As the Arctic slipped into the half-darkness of autumn last year, it seemed to enter the Twilight Zone. In the span of a few months, all manner of strange things happened.
The cap of sea ice covering the Arctic Ocean started to shrink when it should have been growing. Temperatures at the North Pole soared more than 20 °C above normal at times. And polar bears prowling the shorelines of Hudson Bay had a record number of run-ins with people while waiting for the water to freeze over.
It was a stark illustration of just how quickly climate change is reshaping the far north. And if last autumn was bizarre, it’s the summers that have really got scientists worried. As early as 2030, researchers say, the Arctic Ocean could lose essentially all of its ice during the warmest months of the year — a radical transformation that would upend Arctic ecosystems and disrupt many northern communities.
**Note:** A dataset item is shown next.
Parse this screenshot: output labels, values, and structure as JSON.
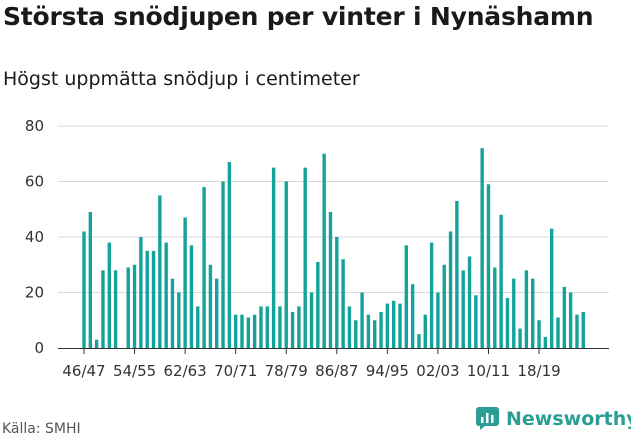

Atmospheric scientist Jennifer Francis has for five years propounded a widely discussed theory about the rapidly warming Arctic and global weather: Rising temperatures in the Arctic, closely intertwined with the loss of sea ice, are changing the shape of the jet stream and altering the weather of the Northern Hemisphere.
Some climate scientists and meteorologists have embraced her theory, while others have adopted a wait-and-see attitude. But this year’s freakishly warm Arctic weather is lending credence to her hypothesis that a lessening of the temperature difference between the Arctic and the mid-latitudes is causing the jet stream to wobble, allowing warm air to flood into the north polar regions and sending frigid air southward into parts of Asia. More profound changes are in store as the Arctic continues to warm, says Francis, a research professor at Rutgers University.